SurfSense/docs/integration-architecture.md

2.4 KiB

SurfSense Integration Architecture

System Topography

SurfSense operates via a multi-part integration model separating state syncing, background processing, and web presentation.

1. Data Sync Layer (Zero + Next.js + PostgreSQL)
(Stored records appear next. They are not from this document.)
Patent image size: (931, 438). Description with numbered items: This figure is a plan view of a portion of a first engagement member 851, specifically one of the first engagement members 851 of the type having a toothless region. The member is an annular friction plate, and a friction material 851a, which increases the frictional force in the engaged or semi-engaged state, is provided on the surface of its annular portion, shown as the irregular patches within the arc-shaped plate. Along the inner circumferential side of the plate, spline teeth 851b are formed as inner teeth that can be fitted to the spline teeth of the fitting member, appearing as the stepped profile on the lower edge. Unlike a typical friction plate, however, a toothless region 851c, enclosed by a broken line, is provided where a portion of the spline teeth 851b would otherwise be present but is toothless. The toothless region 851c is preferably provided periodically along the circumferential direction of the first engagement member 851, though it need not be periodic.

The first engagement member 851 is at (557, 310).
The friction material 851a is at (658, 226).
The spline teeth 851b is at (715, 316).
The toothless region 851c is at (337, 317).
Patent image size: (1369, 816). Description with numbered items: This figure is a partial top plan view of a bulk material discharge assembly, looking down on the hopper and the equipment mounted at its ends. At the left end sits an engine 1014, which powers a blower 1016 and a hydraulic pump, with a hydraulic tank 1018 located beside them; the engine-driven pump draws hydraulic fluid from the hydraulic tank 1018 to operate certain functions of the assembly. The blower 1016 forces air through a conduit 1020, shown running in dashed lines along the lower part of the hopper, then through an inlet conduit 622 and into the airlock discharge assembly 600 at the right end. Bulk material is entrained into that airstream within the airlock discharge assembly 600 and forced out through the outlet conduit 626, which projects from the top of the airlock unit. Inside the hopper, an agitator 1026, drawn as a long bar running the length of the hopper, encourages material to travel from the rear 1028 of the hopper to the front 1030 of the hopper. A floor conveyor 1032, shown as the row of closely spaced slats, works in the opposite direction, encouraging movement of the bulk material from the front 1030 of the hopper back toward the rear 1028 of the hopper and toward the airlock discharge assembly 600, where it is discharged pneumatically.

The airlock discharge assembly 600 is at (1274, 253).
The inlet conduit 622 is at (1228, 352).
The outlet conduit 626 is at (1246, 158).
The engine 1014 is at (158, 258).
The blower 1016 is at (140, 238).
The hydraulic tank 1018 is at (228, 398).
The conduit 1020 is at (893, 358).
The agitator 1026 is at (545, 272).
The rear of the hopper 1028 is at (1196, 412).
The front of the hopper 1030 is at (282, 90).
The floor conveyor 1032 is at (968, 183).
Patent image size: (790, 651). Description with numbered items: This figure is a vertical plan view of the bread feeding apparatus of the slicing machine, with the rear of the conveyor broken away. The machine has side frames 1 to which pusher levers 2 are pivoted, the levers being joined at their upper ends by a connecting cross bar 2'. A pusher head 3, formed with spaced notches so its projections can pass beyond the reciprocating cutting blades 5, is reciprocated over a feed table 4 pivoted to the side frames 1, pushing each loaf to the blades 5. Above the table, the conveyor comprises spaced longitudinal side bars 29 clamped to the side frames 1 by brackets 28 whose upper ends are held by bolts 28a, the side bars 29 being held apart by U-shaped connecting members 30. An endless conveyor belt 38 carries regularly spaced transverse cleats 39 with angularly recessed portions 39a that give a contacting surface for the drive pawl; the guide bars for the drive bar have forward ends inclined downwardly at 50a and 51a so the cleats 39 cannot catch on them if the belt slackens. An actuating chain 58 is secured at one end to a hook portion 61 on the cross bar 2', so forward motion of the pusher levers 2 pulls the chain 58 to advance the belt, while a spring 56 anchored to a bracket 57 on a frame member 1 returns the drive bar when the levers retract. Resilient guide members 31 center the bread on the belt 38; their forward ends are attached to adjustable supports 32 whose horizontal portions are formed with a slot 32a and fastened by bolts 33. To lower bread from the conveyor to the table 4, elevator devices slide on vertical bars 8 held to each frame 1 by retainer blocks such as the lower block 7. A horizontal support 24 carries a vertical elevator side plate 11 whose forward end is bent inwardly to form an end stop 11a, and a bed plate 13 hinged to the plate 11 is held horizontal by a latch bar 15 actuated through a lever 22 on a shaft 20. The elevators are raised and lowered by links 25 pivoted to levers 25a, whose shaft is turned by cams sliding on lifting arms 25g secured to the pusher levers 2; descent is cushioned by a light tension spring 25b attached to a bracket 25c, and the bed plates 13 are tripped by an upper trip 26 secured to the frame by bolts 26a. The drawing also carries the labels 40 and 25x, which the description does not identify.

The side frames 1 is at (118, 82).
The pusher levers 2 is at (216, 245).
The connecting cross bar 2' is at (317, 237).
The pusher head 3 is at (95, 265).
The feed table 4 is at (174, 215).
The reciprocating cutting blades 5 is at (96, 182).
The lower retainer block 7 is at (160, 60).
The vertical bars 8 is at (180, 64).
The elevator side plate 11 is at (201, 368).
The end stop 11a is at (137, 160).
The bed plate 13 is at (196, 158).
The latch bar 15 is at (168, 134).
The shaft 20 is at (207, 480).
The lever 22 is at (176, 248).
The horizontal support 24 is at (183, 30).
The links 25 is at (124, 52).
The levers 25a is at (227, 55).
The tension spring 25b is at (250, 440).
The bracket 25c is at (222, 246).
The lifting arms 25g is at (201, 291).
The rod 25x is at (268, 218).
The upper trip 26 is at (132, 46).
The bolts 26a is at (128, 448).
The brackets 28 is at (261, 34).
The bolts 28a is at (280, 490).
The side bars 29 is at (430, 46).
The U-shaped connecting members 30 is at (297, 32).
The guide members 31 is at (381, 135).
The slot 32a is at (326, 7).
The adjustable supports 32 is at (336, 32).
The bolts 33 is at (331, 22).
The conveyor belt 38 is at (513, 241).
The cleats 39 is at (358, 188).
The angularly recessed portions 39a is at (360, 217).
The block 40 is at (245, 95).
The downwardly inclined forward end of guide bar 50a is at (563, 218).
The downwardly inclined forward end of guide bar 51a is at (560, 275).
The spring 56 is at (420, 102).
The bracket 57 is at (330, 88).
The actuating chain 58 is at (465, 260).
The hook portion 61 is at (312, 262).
  • Zero Cache (zero-cache): Acts as the real-time CVR (Client View Record) layer synchronizing mutations.
  • Flow:
    • The Next.js frontend uses @rocicorp/zero to mutate or query data locally.
    • Zero Cache connects directly to the PostgreSQL upstream DB (ZERO_UPSTREAM_DB & ZERO_CVR_DB) polling for replication changes.
    • Conflicts and syncing are orchestrated between Zero Cache (port 4848) and Frontend API endpoints (/api/zero/query and /api/zero/mutate).

2. General API / Action Layer (FastAPI + Next.js)

  • FastAPI Layer: When synchronous REST operations, authentication, or triggers are needed (like initiating a scrape), Next.js performs HTTP REST calls to the FastAPI backend at BACKEND_PORT: 8929/8000.
  • The FastAPI layer accesses the Postgres DB directly utilizing asyncpg and SQLAlchemy.

3. AI / RAG Processing Layer (SearXNG + Celery + FastAPI)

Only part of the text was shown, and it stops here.